Against this referral, health professionals are mobilizing. Among the signatories, the president of the Order of Physicians, the Order of Midwives and various colleges specializing in pregnancy monitoring. Everyone is alarmed by the consequences of the seizure made by the Lejeune foundation. This denounces “a national file” relating to screening.
Pregnancy specialists fear a “regression of prenatal medicine” if the Council of State cancels the decree and the order in question. Especially since the position of the foundation pro life is somewhat of a caricature. Far from the “hygienic standard” and “State eugenics” denounced, the texts published in the Official Journal aim to better supervise prenatal screening and to ensure its quality.

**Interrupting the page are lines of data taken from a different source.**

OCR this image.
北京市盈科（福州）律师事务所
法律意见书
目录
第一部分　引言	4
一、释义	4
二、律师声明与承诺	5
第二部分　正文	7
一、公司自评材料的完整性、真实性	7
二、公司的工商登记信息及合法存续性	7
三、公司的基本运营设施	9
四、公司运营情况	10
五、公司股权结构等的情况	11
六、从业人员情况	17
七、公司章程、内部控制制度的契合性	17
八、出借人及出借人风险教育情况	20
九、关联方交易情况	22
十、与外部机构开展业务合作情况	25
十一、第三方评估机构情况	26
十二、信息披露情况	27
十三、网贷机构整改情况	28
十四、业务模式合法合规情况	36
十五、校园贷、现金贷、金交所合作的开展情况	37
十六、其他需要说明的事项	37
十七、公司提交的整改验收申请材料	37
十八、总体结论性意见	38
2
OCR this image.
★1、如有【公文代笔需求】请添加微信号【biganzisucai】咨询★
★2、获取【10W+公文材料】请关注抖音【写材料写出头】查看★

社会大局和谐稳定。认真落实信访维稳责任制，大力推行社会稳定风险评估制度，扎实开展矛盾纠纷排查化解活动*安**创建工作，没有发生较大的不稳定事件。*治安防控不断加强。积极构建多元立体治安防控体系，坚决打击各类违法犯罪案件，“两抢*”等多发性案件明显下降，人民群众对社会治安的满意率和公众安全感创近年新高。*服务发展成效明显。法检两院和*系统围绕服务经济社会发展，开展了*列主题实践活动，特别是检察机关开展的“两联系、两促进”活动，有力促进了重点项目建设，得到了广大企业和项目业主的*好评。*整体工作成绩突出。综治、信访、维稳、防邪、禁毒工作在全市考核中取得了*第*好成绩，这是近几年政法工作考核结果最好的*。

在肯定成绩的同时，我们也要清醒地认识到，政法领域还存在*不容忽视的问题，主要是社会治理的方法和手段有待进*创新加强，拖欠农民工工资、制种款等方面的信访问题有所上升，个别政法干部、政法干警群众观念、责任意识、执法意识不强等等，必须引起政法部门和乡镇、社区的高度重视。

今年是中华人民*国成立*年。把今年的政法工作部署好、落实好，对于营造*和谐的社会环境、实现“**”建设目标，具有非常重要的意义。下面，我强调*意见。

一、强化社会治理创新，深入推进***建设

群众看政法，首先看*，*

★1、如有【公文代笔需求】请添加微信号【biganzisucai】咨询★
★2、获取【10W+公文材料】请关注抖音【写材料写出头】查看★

Health professionals who perform trisomy 21 detection examinations are invited to communicate the data they have, within a specific framework. Two organizations are responsible for analyzing the results: the Biomedicine Agency, which assesses screening, and the High Authority for Health, which ensures the quality of practices. All while respecting patient confidentiality and data security.
An optional exam
The Lejeune Foundation denounces a series of measures which threaten “the freedom and dignity of many people”. A position that can be contradicted by analyzing the texts, which do not call into question the first principle of prenatal screening. It is offered to all pregnant women but remains optional. As the signatories of this appeal recall, “she remains, above all, free to welcome this child or to terminate the pregnancy”.
Any practitioner who opposes the collection of data can also appeal to his conscience clause. “If he participates, he consequently accepts the de facto evaluation of his practice and contributes to the overall evaluation of screening at the national level”, decide the representatives of the practitioners. The threat to the autonomy of doctors therefore seems virtual.